So I started several months ago a part time internship within the Library and Information Services group at the University of Edinburgh but now I am in my final week and I feel I should write up the fantastic experience I have had working on this project. Others might just find it interesting to read but I also want to make it easier for anyone else looking to do something similar.

So my initial challenge given was to create a website to gamify the transcription and translation of the University Collections.

To give context – the University of Edinburgh was founded a long time ago and has been building up an incredible collection of collections of literally all sorts of things. Way too many things for us to have any real idea of what so much of it actually is. Of course in this lovely digital age we have lots of awesome tools to help us catalogue and slowly this massive load of documents is being digitised and made available online.

However, the scale of the collections mean it is simply not feasible to pay staff to write up the transcriptions, the digital text version of the written contents on the pages. When our wonderful staff are digitising documents they add the metadata that they can – often the documents being processed are those being requested by academic staff and so information can be provided by them.

This system still leaves problems though – it would be ideal if the academic staff could search through the collections digitally first rather than manually through the papers and then request digitisation. Additionally it would be easier for those researching subjects elsewhere in the world to find the relevant documents if the metadata was complete.

So a little while back people experimented at Edinburgh and made the Library Labs Metadata Tags game in which you could just add tags to the images being presented in the game and this would be used to add data to the collections. Investigations were being done into developing something similar to provide the larger metadata of the document’s transcriptions. And the translations came along after as of course it is even harder for the collections staff to make documents accessible where they really don’t have any clue as to what they say.

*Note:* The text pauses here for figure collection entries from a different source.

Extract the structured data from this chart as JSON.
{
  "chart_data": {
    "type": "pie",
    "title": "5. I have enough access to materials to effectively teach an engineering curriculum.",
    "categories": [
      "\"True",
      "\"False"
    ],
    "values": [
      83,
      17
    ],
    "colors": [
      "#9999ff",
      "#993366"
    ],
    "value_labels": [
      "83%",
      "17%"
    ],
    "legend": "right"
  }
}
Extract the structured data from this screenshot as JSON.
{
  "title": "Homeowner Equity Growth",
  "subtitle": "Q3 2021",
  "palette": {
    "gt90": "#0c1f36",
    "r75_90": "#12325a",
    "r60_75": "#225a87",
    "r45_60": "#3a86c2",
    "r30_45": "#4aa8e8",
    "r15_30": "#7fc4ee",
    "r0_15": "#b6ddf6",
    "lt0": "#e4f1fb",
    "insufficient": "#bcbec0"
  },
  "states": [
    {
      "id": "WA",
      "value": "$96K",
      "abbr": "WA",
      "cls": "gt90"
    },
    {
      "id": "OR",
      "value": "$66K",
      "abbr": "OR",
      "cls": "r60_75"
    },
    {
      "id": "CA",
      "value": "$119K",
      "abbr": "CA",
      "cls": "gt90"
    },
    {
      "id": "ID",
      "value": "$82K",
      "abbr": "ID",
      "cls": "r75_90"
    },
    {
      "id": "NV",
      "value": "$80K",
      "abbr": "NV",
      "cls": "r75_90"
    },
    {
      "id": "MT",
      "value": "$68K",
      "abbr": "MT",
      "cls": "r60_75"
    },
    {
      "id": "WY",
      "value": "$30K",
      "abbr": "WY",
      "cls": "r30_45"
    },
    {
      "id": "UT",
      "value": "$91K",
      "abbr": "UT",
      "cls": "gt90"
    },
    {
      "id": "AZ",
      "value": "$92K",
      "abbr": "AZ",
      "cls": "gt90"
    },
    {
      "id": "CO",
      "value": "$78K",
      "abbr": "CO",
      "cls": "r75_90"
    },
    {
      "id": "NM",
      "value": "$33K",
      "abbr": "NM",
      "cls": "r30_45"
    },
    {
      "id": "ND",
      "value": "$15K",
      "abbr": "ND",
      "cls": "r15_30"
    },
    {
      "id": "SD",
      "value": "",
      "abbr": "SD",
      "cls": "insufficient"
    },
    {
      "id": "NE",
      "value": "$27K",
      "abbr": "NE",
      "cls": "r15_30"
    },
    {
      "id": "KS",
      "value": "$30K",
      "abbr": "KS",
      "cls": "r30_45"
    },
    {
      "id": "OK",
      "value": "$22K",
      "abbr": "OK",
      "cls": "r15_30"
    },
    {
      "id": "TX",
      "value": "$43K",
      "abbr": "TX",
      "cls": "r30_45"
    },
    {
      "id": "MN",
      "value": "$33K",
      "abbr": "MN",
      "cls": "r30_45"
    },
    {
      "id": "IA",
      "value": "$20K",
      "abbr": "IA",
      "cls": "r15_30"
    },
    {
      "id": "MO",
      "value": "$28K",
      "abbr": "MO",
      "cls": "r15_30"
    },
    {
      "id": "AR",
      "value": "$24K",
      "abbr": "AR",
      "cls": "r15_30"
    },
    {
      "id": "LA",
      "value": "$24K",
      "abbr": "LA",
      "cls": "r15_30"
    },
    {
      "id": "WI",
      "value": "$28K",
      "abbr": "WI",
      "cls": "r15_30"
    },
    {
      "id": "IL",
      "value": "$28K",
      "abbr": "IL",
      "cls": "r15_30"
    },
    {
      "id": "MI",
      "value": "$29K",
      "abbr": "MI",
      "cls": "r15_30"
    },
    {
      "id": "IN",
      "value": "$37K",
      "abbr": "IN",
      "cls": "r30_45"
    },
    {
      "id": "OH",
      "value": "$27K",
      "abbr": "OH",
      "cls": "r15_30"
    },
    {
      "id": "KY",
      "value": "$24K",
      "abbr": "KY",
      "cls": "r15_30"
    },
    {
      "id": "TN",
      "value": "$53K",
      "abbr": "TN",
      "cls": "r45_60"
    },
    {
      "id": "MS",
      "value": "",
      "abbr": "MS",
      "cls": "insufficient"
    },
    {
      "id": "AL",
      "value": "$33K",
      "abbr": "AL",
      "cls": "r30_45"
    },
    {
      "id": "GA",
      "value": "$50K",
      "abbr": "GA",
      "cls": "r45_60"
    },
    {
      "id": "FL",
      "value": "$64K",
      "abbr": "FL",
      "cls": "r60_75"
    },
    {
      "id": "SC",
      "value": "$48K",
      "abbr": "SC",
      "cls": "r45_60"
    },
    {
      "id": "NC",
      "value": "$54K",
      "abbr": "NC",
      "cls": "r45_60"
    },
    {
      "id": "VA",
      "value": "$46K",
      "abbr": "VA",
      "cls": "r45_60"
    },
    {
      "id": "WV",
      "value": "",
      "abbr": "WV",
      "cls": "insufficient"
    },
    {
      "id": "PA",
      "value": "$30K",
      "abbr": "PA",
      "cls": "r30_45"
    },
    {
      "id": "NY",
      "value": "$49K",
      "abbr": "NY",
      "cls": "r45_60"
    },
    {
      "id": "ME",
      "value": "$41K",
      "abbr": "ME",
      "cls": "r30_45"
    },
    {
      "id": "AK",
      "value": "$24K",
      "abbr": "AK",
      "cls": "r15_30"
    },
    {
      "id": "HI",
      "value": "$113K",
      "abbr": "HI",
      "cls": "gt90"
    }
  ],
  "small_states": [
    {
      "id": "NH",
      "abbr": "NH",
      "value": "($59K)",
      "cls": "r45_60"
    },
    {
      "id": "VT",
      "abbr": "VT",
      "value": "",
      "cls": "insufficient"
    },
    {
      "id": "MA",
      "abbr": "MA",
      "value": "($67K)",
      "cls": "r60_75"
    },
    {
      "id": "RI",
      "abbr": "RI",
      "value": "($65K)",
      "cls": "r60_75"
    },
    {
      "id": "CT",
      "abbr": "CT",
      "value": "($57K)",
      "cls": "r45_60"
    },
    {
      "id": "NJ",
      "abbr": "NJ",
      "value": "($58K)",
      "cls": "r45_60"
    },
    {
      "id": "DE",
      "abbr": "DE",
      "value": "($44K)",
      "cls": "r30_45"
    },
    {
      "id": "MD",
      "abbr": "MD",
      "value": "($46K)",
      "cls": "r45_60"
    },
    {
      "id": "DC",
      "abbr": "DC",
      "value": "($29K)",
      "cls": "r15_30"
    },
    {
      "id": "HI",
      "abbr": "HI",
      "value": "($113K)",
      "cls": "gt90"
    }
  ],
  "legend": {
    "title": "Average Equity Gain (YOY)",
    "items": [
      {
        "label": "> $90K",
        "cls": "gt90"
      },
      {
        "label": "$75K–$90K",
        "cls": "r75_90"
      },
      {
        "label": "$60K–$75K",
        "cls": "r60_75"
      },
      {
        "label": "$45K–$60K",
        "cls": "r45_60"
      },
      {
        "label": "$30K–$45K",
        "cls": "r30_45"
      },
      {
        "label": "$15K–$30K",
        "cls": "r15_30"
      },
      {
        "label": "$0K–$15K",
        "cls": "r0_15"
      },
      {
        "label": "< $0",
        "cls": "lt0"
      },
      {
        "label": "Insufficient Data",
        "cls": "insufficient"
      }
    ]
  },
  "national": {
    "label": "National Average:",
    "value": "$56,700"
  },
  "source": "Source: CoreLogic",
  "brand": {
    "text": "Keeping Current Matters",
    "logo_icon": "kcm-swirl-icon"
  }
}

Initial experiments were done with looking into Zooniverse and a couple of others as options but it had quickly become apparent that it was a slightly different sort of challenge to crowd source because of the variations in page format, language, interpretations of reading and also for translating. So, this is where I was brought in and hired to try and develop a website for the task. Well at the time of writing this I am still doing last minute scrabbling to get everything actually up and working before it all goes up online but I absolutely promise to update this page with the links when it is all up!

For now though I am going to write up all the things that have been done and lessons learned across the project in a series of posts and leave the initial Github repo link at the bottom. Enjoy!

The main Github Repo (for now) – https://github.com/BluePigeons/Polyglot








2 thoughts on “PolyAnno – Adventures in Annotation

  1. Great work on this. Did you ever consider putting your annotations triples in a dedicated triple store like Sesame? We are currently using Mirador and simple annotation server to do something similar, but Im a big fan of Leaflet.


    1. I’ve never encountered Sesame before but equally PolyAnno was using JSON-LD as opposed to conventional triples because of the flexibility and ease of use of the JSON format. So we were simply using MongoDB for storage.